Companies that create data dossiers on consumers are tapping new technologies to unearth ever more intimate information despite intensifying regulatory scrutiny of the multibillion-dollar data broker industry.  In the past 18 months, US lawmakers and federal regulators have launched a series of investigations to uncover how data brokers collect, track, trade and use information about people. Yet no new regulations have emerged to govern the fast-growing business of profiling individuals.

JDRockefeller Head Shot_ContextChairman John D. (Jay) Rockefeller IV , U.S. Senate Committee on Commerce, Science, and Transportation in his opening statements said:  “… several of the largest data brokers – Acxiom, Epsilon, and Experian – are continuing to resist my oversight.  To date, they have not given me complete answers about where they get their consumer data, and to whom they sell it.  I am putting these three companies on notice today that I am not satisfied with their responses and am considering further steps I can take to get this information. And I want to assure them that the oversight efforts this Committee has started will continue.”

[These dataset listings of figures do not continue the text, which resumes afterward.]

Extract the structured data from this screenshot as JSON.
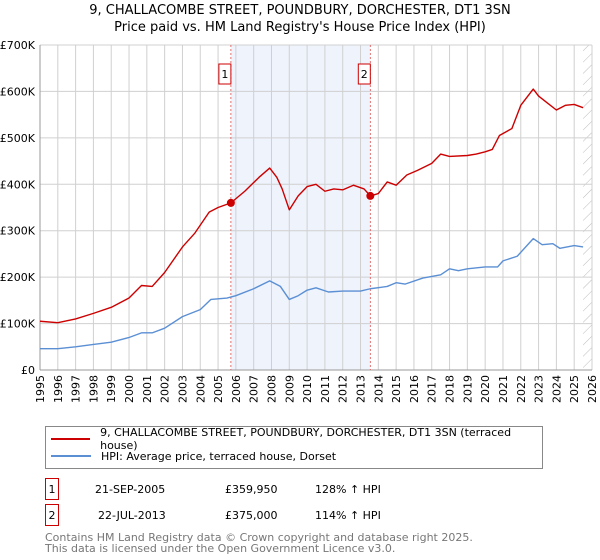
{
  "chart_data": {
    "type": "line",
    "title": "9, CHALLACOMBE STREET, POUNDBURY, DORCHESTER, DT1 3SN",
    "subtitle": "Price paid vs. HM Land Registry's House Price Index (HPI)",
    "xlim": [
      1995,
      2026
    ],
    "ylim": [
      0,
      700000
    ],
    "x_ticks": [
      "1995",
      "1996",
      "1997",
      "1998",
      "1999",
      "2000",
      "2001",
      "2002",
      "2003",
      "2004",
      "2005",
      "2006",
      "2007",
      "2008",
      "2009",
      "2010",
      "2011",
      "2012",
      "2013",
      "2014",
      "2015",
      "2016",
      "2017",
      "2018",
      "2019",
      "2020",
      "2021",
      "2022",
      "2023",
      "2024",
      "2025",
      "2026"
    ],
    "y_ticks": [
      {
        "v": 0,
        "label": "£0"
      },
      {
        "v": 100000,
        "label": "£100K"
      },
      {
        "v": 200000,
        "label": "£200K"
      },
      {
        "v": 300000,
        "label": "£300K"
      },
      {
        "v": 400000,
        "label": "£400K"
      },
      {
        "v": 500000,
        "label": "£500K"
      },
      {
        "v": 600000,
        "label": "£600K"
      },
      {
        "v": 700000,
        "label": "£700K"
      }
    ],
    "grid": true,
    "shaded_range": [
      2005.72,
      2013.55
    ],
    "forecast_from": 2025.5,
    "series": [
      {
        "name": "9, CHALLACOMBE STREET, POUNDBURY, DORCHESTER, DT1 3SN (terraced house)",
        "color": "#cc0000",
        "x": [
          1995,
          1996,
          1997,
          1998,
          1999,
          2000,
          2000.7,
          2001.3,
          2002,
          2003,
          2003.7,
          2004.5,
          2005,
          2005.72,
          2006.5,
          2007.3,
          2007.9,
          2008.3,
          2008.6,
          2009,
          2009.5,
          2010,
          2010.5,
          2011,
          2011.5,
          2012,
          2012.6,
          2013.2,
          2013.55,
          2014,
          2014.5,
          2015,
          2015.6,
          2016.2,
          2017,
          2017.5,
          2018,
          2019,
          2019.5,
          2020,
          2020.4,
          2020.8,
          2021.5,
          2022,
          2022.7,
          2023,
          2023.5,
          2024,
          2024.5,
          2025,
          2025.5
        ],
        "y": [
          105000,
          102000,
          110000,
          122000,
          135000,
          155000,
          182000,
          180000,
          210000,
          265000,
          295000,
          340000,
          350000,
          359950,
          385000,
          415000,
          435000,
          415000,
          390000,
          345000,
          375000,
          395000,
          400000,
          385000,
          390000,
          388000,
          398000,
          390000,
          375000,
          380000,
          405000,
          398000,
          420000,
          430000,
          445000,
          465000,
          460000,
          462000,
          465000,
          470000,
          475000,
          505000,
          520000,
          570000,
          605000,
          590000,
          575000,
          560000,
          570000,
          572000,
          565000
        ]
      },
      {
        "name": "HPI: Average price, terraced house, Dorset",
        "color": "#5b8fd4",
        "x": [
          1995,
          1996,
          1997,
          1998,
          1999,
          2000,
          2000.7,
          2001.3,
          2002,
          2003,
          2004,
          2004.6,
          2005.5,
          2006,
          2007,
          2007.9,
          2008.5,
          2009,
          2009.5,
          2010,
          2010.5,
          2011.2,
          2012,
          2013,
          2013.55,
          2014.5,
          2015,
          2015.5,
          2016.5,
          2017.5,
          2018,
          2018.5,
          2019,
          2020,
          2020.7,
          2021,
          2021.8,
          2022.7,
          2023.2,
          2023.8,
          2024.2,
          2025,
          2025.5
        ],
        "y": [
          46000,
          46000,
          50000,
          55000,
          60000,
          70000,
          80000,
          80000,
          90000,
          115000,
          130000,
          152000,
          155000,
          160000,
          175000,
          192000,
          180000,
          152000,
          160000,
          172000,
          177000,
          168000,
          170000,
          170000,
          175000,
          180000,
          188000,
          185000,
          198000,
          205000,
          218000,
          214000,
          218000,
          222000,
          222000,
          235000,
          245000,
          283000,
          270000,
          272000,
          262000,
          268000,
          265000
        ]
      }
    ],
    "sales": [
      {
        "n": "1",
        "x": 2005.72,
        "y": 359950,
        "date": "21-SEP-2005",
        "price": "£359,950",
        "hpi": "128% ↑ HPI"
      },
      {
        "n": "2",
        "x": 2013.55,
        "y": 375000,
        "date": "22-JUL-2013",
        "price": "£375,000",
        "hpi": "114% ↑ HPI"
      }
    ]
  },
  "footer": {
    "line1": "Contains HM Land Registry data © Crown copyright and database right 2025.",
    "line2": "This data is licensed under the Open Government Licence v3.0."
  }
}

The report examined practices of nine companies, including Acxiom, Datalogix, and Epsilon.  Facebook entered into a partnership with those three companies in April to build a new advertising tool which combined “what Facebook already knows about people’s friends and ‘likes’ with vast troves of information from third-party data marketers.” In September, Acxiom rolled out a new product that knew who you were on the web even if you used a different name. Another data broker examined as part of the report was Rapleaf, a reviled company that’s still in business.

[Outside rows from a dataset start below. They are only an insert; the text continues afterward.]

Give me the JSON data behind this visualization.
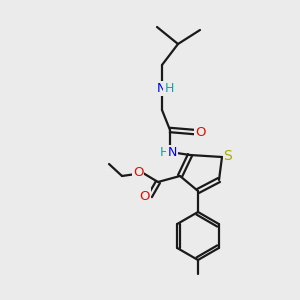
{
  "background_color": "#ebebeb",
  "bond_color": "#1a1a1a",
  "atom_colors": {
    "N": "#0000ee",
    "O": "#dd1100",
    "S": "#aaaa00",
    "H": "#00aaaa"
  },
  "figsize": [
    3.0,
    3.0
  ],
  "dpi": 100
}
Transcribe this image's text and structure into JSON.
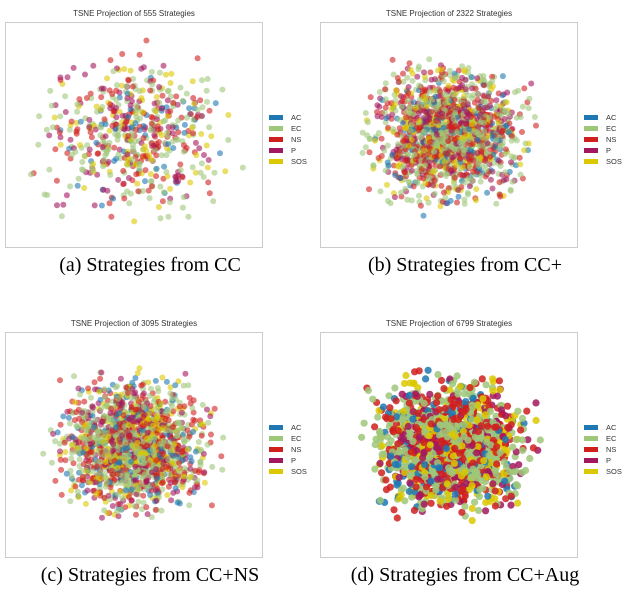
{
  "chart_data": [
    {
      "type": "scatter",
      "title": "TSNE Projection of 555 Strategies",
      "caption": "(a) Strategies from CC",
      "n": 555
    },
    {
      "type": "scatter",
      "title": "TSNE Projection of 2322 Strategies",
      "caption": "(b) Strategies from CC+",
      "n": 2322
    },
    {
      "type": "scatter",
      "title": "TSNE Projection of 3095 Strategies",
      "caption": "(c) Strategies from CC+NS",
      "n": 3095
    },
    {
      "type": "scatter",
      "title": "TSNE Projection of 6799 Strategies",
      "caption": "(d) Strategies from CC+Aug",
      "n": 6799
    }
  ],
  "legend": [
    {
      "label": "AC",
      "color": "#1f78b4"
    },
    {
      "label": "EC",
      "color": "#9fc77a"
    },
    {
      "label": "NS",
      "color": "#d0201e"
    },
    {
      "label": "P",
      "color": "#a3175e"
    },
    {
      "label": "SOS",
      "color": "#dcc800"
    }
  ],
  "grid": false,
  "legend_position": "right"
}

The report also stated that data brokers “operate under a veil of secrecy.”  According the report, the tight-lippedness from Acxiom and several other firms questioned only contributes to the aura of mystery surrounding the online data trade.  The Senate commerce committee, chaired by Sen. Jay Rockefeller, finds the industry’s secretive nature troublesome not only because it’s invasive and well, generally sketchy, but also because there’s no check on whether people’s marketing profiles are being used legitimately.  In other words, consumers are at risk of being exploited.  Rockefeller wants to make sure our data isn’t being used for things like employment screening and discriminatory pricing, or being sold to fraudsters and predators.

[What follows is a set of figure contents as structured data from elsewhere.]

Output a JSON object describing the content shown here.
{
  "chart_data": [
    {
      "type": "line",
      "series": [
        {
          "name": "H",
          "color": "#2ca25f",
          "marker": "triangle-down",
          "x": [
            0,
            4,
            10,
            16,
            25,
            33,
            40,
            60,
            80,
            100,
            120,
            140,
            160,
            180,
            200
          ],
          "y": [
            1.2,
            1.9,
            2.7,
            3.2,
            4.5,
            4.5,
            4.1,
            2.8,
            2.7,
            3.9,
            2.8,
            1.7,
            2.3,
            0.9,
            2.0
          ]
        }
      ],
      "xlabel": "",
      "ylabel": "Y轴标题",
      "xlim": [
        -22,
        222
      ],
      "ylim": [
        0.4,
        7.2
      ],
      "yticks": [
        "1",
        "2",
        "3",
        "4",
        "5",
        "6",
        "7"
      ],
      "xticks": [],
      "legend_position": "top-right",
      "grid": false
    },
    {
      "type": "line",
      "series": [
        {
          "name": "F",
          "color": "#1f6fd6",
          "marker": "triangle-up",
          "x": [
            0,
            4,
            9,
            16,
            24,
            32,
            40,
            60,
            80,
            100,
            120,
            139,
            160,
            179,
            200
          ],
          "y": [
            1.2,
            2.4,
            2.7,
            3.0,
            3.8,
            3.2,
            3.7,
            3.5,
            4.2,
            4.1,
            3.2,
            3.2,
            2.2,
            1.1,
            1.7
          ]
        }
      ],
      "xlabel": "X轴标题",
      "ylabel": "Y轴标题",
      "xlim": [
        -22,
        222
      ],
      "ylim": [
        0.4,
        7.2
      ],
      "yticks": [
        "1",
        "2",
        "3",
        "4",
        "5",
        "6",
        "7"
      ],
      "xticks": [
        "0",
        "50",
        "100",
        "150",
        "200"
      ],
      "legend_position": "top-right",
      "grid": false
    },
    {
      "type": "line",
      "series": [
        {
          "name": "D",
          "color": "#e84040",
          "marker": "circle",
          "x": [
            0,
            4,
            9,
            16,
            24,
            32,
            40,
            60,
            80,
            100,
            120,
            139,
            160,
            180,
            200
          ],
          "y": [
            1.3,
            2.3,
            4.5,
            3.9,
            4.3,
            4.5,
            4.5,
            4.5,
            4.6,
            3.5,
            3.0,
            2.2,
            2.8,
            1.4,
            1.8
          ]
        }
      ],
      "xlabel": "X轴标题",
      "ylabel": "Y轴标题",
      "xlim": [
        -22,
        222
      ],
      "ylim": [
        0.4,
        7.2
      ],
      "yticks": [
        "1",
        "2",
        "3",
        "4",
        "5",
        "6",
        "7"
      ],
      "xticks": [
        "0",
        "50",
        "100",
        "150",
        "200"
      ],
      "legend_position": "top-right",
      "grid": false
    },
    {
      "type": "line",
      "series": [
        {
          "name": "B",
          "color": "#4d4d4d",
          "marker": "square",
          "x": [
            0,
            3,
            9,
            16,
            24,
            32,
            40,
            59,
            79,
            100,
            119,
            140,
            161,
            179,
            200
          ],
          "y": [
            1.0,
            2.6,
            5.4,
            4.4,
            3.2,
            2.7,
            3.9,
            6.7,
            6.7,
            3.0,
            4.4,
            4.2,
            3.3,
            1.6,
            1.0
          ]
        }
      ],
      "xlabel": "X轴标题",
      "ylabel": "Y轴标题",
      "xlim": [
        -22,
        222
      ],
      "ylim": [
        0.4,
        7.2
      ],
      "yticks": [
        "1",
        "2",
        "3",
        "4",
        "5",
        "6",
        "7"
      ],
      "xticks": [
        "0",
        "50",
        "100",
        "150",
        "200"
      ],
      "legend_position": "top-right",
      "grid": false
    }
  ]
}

The report also includes a slide that shows what data brokers see when they look at people who are struggling financially:

2013-12-28 Vulnerable Populations

Sources:  Financial Times – Valleywag.gawker.com – Senate commerce committee hearing

BIIA recommends to read the responses from industry members.

Tony Hadley, Senior Vice President of Government Affairs and Public Policy, Experian (click on the link to read the full testimony) spoke about sharing data responsibly by carefully safeguarding compliance with all privacy and consumer protection laws and industry self-regulatory standards, advancing and observing industry best practices, and establishing and monitoring adherence to Experian’s corporate policies and practices.

Jerry Cerasale, Senior Vice President of Government Affairs, Direct Marketing Association (dma)  (click on the link to read the full testimony) provided an industry point of view concerning the value of marketing data for the US economy, the responsible collection and use of consumer data, consumer, the DMA Guidelines for Ethical Business Practice and consumer education.